You can improve your digestion. Some approaches to digestion rely mainly on restricting the things you can eat (allergy diets), or on taking something to replace what the body should be producing on its own (digestive enzymes, hydrochloric acid). Other, more standard treatments focus on controlling an activity from the outside so that your body doesn’t control the process anymore (acid blockers, laxatives). There are, of course, situations where certain foods that create an allergy need to be taken out of the diet, or when acutely replacing or controlling a process brings needed respite, but these steps often don’t help shift a process back into balance over the long term.

We can share with you additional ways to work with digestive problems that influence your digestion in a good way, and natural medicines that can stimulate and support good digestive activity (yes, the possibility of a medicine that makes you stronger, not just dependent on it for the rest of your life!) Even though digestion is a largely unconscious process, you can learn to strengthen the way your body works with the food you take in.

How you take in the world and make it your own depends on:

  • the variety and quality of the foods you eat
  • the rhythms of when you eat and what type of food you eat, as the body is better able to digest some foods in the morning and others later in the day
  • your body’s own ability to break down the foods (through the activities of digestive organs like the stomach, liver, and pancreas)
  • and absorbing what your body needs, and effectively eliminating the rest.
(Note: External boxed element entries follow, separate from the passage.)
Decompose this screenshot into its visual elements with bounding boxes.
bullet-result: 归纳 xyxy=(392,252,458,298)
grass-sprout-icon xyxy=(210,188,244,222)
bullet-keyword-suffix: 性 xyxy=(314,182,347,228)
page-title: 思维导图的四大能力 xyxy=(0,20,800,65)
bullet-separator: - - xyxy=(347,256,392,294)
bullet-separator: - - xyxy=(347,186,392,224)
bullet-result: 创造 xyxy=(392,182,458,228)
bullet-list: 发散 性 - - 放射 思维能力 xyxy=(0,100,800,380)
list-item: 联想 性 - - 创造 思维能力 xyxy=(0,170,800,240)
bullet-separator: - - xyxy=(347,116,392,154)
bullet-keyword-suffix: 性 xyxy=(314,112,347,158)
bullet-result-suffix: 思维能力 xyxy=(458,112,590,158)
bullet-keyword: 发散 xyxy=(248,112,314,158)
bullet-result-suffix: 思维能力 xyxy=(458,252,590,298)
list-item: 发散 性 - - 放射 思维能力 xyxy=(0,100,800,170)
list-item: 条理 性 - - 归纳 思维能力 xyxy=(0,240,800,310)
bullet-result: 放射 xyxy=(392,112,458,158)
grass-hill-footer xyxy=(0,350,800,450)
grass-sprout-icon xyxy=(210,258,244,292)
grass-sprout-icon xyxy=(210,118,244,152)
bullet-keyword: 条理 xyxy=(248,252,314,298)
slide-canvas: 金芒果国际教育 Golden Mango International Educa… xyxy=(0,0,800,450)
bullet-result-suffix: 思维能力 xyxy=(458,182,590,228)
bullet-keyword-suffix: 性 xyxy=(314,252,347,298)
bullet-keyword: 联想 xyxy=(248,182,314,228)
The first two steps are accomplished by taking the initiative to work with your life patterns around food choices and meals. The second two are generally best addressed through natural medicines and therapies.

Many people already have personal experience with herbal treatments for digestion, like taking chamomile tea for stomach ache and cramps, or ginger for nausea. There is a long and effective tradition of using natural medicines to soothe, and stimulate good digestive activity. Anthroposophic medicine builds on this tradition, but has also developed new remedies that support balanced activity of the liver, gallbladder, small and large intestines. They work gradually over time, not overnight–just like it takes rhythm and repetition to change a habit. But people usually notice changes within a month, and many find that they no longer need the medicines after a 3- to 6-month treatment course. We often use these preparations in combination with external treatments (like ointments, body oils, or compresses), nursing treatments you can receive (rhythmical massage and organ embrocation), as well as treatments you can actively participate in to stir and awaken your own body’s activity (such as therapeutic eurythmy).